The proportion of individuals with IBD who mounted an antibody response (A) Among those undergoing serosurveillance and (B) following infection with SARS-CoV-2. All clinical and serological data from this study are available open access on an online interactive dashboard: https://sc-epi.shinyapps.io/COVID_Serology/.
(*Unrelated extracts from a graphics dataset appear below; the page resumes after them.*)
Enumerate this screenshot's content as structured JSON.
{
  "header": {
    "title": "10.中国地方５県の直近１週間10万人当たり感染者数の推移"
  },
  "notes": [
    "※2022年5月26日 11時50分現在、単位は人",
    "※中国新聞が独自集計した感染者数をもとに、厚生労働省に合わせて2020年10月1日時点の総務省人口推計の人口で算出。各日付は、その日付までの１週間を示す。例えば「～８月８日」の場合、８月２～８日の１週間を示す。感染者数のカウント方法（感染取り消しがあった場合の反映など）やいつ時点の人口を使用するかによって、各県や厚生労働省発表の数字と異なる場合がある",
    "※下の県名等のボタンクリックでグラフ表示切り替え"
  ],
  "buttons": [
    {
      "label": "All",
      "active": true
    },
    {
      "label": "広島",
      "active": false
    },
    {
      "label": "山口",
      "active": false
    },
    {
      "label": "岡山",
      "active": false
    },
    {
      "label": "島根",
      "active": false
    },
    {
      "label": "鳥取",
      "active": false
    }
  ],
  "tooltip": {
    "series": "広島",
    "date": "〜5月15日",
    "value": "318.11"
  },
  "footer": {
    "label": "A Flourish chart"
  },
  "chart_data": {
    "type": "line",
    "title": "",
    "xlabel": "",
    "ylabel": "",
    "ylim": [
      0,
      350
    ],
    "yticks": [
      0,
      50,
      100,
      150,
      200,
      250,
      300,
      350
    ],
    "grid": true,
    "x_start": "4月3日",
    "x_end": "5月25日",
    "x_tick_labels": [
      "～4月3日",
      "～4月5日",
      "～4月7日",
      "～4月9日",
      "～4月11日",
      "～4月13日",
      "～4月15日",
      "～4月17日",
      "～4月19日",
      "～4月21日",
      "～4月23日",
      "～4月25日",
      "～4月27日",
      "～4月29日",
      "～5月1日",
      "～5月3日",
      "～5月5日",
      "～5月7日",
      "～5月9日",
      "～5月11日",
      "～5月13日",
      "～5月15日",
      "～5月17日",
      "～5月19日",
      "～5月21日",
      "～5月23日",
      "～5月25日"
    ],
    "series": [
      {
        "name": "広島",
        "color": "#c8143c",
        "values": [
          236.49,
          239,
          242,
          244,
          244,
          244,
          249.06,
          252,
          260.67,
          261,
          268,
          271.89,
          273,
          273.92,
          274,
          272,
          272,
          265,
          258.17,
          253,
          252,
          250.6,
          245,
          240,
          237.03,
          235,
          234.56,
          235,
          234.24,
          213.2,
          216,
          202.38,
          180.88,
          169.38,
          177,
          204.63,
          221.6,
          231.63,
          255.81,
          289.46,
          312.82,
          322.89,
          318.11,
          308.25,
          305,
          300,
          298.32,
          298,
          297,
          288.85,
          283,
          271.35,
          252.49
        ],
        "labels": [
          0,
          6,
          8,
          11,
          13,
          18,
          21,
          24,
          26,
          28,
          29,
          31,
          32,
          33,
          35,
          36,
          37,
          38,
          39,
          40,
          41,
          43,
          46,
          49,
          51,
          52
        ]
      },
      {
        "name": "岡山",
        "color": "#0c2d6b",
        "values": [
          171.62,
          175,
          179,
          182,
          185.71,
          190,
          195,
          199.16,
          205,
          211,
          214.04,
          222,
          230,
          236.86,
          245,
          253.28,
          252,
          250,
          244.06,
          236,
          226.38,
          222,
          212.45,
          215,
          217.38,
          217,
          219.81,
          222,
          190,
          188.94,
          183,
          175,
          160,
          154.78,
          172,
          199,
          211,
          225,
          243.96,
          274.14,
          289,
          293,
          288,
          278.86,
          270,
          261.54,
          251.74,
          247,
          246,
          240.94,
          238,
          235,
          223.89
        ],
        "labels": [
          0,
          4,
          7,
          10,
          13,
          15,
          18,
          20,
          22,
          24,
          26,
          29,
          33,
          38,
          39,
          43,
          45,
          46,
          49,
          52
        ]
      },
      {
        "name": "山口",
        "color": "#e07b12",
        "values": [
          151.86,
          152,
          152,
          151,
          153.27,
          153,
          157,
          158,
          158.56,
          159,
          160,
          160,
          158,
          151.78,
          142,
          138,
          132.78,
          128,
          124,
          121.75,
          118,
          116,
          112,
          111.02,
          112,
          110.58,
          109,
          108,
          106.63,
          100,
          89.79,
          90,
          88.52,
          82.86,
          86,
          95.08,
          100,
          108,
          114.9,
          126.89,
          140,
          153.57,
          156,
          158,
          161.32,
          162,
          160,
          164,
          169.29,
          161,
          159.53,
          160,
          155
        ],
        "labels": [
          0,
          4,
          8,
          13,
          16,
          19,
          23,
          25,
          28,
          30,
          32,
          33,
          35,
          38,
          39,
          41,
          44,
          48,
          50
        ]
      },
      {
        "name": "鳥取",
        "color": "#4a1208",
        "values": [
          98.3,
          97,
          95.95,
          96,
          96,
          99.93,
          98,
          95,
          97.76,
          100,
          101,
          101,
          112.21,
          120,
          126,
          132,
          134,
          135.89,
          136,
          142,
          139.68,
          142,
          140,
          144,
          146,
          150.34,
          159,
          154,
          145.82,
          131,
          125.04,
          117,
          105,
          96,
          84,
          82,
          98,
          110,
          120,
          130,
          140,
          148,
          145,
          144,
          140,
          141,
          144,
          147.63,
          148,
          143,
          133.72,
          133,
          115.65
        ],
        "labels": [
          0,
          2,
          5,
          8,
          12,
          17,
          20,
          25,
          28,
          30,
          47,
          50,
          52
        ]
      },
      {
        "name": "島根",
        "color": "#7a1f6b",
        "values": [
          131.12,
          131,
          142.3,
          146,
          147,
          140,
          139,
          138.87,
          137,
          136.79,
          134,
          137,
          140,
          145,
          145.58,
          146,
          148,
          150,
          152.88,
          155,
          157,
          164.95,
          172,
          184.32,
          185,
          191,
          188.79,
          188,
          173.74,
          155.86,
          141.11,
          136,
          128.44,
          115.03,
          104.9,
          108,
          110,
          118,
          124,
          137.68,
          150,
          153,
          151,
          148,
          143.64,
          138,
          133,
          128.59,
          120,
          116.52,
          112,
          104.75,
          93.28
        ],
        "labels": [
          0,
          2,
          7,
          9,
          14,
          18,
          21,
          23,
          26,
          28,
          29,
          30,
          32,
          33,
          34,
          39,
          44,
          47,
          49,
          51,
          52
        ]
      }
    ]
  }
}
Seropositivity for SARS-CoV-2 nucleocapsid antibodies was found in 1% of individuals with IBD. In contrast, seropositivity in the general population in Calgary during the same time period was 1.8%, suggesting that patients with IBD were less exposed to SARS-CoV-2 or that serological response postinfection was not as robust as the general population.3

Our seropositivity was lower than prior IBD studies in the USA (3%)4 and the UK (4.3%).1 The difference in seropositivity may be explained by the lower prevalence of COVID-19 in the general population in Canada; for example, 5.4% of patients with IBD had antibodies to SARS-CoV-2 in Milan as compared with only 0.4% in regions in Europe with lower rates of infection in their general populations.5

In our study, the primary factor associated with seropositivity was the interval from diagnosis to serology testing. Three-quarters were seropositive if tested within 2 months of diagnosis, whereas no one tested after 4 months was seropositive. Limitations include sample size required to compare across therapies and not testing for neutralising antibodies or immunological memory.6

Nonetheless, these data have important clinical implications for individuals with IBD. Serosurveillance studies in IBD may only be reliable for a 3-month window of testing. Moreover, 4 months following COVID-19 diagnosis, patients with IBD may continue to be susceptible to SARS-CoV-2. Our data highlight the importance of studying sustained antibody response over time in order to develop strategies to ensure durable protection and inform public health policy.